Opening a real estate agency is not a trivial decision. The very complexity of the real estate brokerage activity requires that we have a series of variables analyzed and controlled prior to the opening of our agency. Here we tell you the most important requirements to open a real estate and that we should analyze before doing so.

Otherwise we will run some risks as they are; exercising the activity outside the regulatory framework and already at the level of development itself, a very high risk of having a “job” but not a business and, what is worse, a high probability of the disappearance of our company in the short or medium term.

I. Fiscal and legal requirements

  • Creation of society
  • Place where the activity will be carried out
  • Insurance
  • Normative compliance

II. Commercial, structural and service aspects.

  • The market
  • The competition
  • Business model
  • Economic and financial viability plan of the project
  • Venue and necessary structure
  • Services
  • Action plan

Legal and fiscal requirements for the opening and operation of a real estate.

Real estate brokerage activity is liberalized; therefore it is relatively easy to create a company to develop it.

We make a generic description of the requirements at the state level to open a real estate, which may happen that according to the competent administration of the CCAA in which said agency is located, some complementary and specific requirement of said territory has to be met.
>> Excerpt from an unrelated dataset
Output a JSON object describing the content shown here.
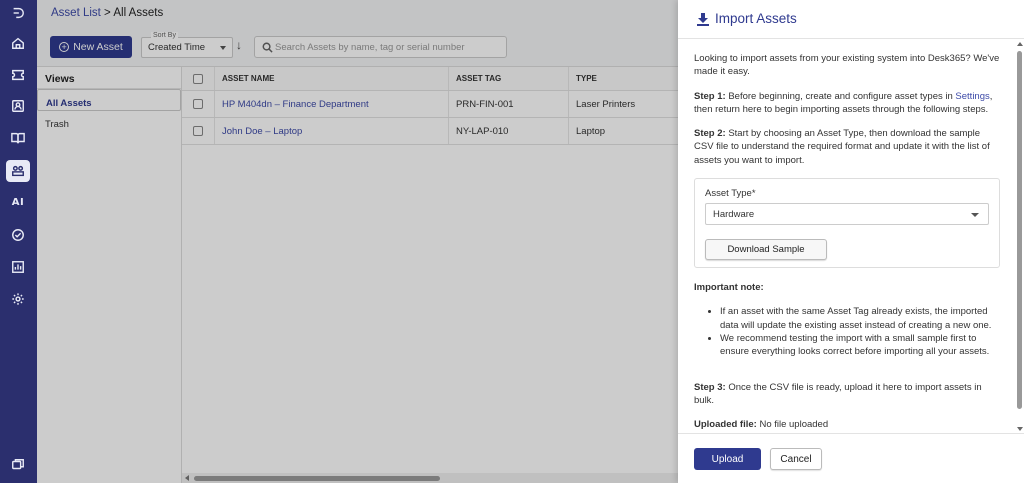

The activity can be carried out directly as a natural person entrepreneur, but, in this case, we will focus on its development through a company, which we consider to be more convenient in commercial traffic.

Creation of society

Request for the name in the Real estate Registry.

The applicant must be a person who is going to be a partner of the same.

Opening of a bank account with the name of the company being incorporated.

  • Each of the partners must enter into said account the amount for which they will participate in the capital.
  • The partners can be both national and foreign.
  • The minimum capital requirement is 1,000 dollars, although a higher amount is recommended that covers a part of the initial investment as the necessary working capital

Request for a provisional tax identification number.

This procedure can be carried out by the notary when formalizing the deed.

Formalization of the public deed before a notary.

The corporate purpose that appears in it must correspond to the activity that we are going to develop.

Payment of the Tax on Documented Legal Acts

(purely formal requirement, does not imply financial outlay for being exempt).

Registration of the deed in the Real estate Registry of the province.

(purely formal requirement, does not imply financial outlay for being exempt).

Request for the final CIF and registration with IAE

(does not imply payment for being exempt up to $ 1M)

Local where the activity will be carried out.

Work license.

Opening license.

Opening license. It is an innocuous activity protected by law on free access to service activities and their exercise and therefore the responsible declaration of the representative of the company is sufficient to obtain it.

Occupational Risk Report.

For the opening of the work center a report of “Occupational Risks” carried out by an authorized company is mandatory.

Procedures in Social Security.

  • The administrator of the company must register in the Self-Employed Regime as a self-employed company.
  • Registration of the company and the workplace in Social Security.
  • Registration in Social Security of the personnel in labor regime. If there are self-employed workers who carry out their professional activity using the services of the office, it will be advisable to regularly check their registration with social security and their permanence in the system.


Hiring a professional Civil Liability and Employer Liability insurance.

In some communities, Surety insurance is also mandatory.

Normative compliance

Data Protection.

Compliance with the organic law on data protection. Training of personnel and procedures.


Money Laundering Prevention Law.

Real estate agencies are bound subjects of specific compliance with this law. They must comply with the following:

  • Appointment of a representative before the corresponding official body.
  • Preparation of a manual of procedures on the matter
  • Staff training.

II. Commercial, structural and service aspects.

As we have indicated, within this area we should highlight

  • The market
  • The competition
  • Business model
  • Economic and financial viability plan of the project
  • Venue and necessary structure
  • Services
  • Action plan

I must do a preliminary analysis of the market in which the activity of skymarketing will take place and learn the most about it.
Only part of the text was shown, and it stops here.